Core docs are the default path through hack.

This section stays focused on local project orchestration: initialize a repo, run it on an isolated network, reach it on stable local hostnames, manage env and lifecycle, and keep working sessions alive. You do not need gateway, remote nodes, or extension setup to use this path.

Start here

Day-to-day core workflows

  • Install + quick start: root README
  • Local runtime checks:
    • hack up --detach
    • hack open
    • hack logs --pretty
    • hack status / hack ps
    • hack down / hack restart
  • If runtime state looks wrong, run hack doctor, then hack doctor --fix before manual repair.
  • hack up/down/restart/doctor accept --json for a stable {ok, data | error: {code, message}} envelope with E_* error codes, and a global --no-interactive (or HACK_NO_INTERACTIVE=1) so scripted/agent runs never block on prompts.
  • In a linked git worktree, hack up defaults to a branch instance named after the worktree's git branch (worktree.auto_branch), and the secret key is inherited automatically from the primary checkout via the shared git common dir.
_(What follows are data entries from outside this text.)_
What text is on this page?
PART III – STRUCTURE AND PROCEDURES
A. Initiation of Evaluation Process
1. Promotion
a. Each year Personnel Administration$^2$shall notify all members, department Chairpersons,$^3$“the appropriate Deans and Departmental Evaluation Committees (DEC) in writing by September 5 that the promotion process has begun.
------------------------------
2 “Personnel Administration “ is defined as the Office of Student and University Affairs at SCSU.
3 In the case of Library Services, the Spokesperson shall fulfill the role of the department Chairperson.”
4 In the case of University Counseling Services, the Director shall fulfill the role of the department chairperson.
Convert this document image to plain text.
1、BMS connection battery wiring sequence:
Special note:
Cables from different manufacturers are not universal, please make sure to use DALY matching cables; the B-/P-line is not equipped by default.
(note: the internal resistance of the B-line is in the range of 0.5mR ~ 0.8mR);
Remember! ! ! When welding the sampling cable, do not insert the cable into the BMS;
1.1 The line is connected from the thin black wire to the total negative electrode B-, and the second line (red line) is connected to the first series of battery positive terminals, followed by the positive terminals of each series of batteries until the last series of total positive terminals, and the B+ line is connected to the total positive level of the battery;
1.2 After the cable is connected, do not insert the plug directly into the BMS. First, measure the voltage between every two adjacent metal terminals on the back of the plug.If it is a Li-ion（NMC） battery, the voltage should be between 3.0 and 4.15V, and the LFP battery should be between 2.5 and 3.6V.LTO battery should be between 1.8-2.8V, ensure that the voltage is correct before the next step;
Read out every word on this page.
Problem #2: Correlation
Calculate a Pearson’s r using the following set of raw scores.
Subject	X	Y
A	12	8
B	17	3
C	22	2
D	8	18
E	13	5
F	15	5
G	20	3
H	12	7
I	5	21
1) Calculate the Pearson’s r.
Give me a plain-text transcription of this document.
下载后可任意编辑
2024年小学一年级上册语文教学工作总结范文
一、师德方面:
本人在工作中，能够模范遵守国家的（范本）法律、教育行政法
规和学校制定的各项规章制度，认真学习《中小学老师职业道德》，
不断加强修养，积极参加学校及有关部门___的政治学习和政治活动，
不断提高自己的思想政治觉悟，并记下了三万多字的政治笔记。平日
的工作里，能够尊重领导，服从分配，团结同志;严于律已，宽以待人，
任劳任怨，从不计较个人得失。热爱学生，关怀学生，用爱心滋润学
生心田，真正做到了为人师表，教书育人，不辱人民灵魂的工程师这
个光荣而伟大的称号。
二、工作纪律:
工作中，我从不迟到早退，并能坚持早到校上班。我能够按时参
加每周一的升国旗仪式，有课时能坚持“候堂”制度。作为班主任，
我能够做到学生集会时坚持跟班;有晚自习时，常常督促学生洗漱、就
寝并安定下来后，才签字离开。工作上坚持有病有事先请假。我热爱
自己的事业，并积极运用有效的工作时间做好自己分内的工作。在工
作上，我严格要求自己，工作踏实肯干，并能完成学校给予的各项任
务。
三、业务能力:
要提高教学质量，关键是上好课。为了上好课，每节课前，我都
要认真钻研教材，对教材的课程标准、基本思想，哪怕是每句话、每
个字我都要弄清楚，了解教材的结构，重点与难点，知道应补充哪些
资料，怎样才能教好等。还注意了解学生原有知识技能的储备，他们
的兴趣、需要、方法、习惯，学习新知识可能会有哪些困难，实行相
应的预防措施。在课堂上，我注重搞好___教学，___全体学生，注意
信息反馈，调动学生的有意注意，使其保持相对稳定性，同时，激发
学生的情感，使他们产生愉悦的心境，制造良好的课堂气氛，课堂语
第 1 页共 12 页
A detached linked worktree has no branch name to derive; pass --branch <name>, or set worktree.auto_branch=false when intentionally targeting the base instance.

When to leave core

Move to Beta workflows only when you intentionally want unsupported experimental:

  • gateway exposure
  • remote nodes
  • remote execution
  • remote supervisor jobs

Move to Extensions & reference when you need the full command table, extension authoring details, or API-level reference material.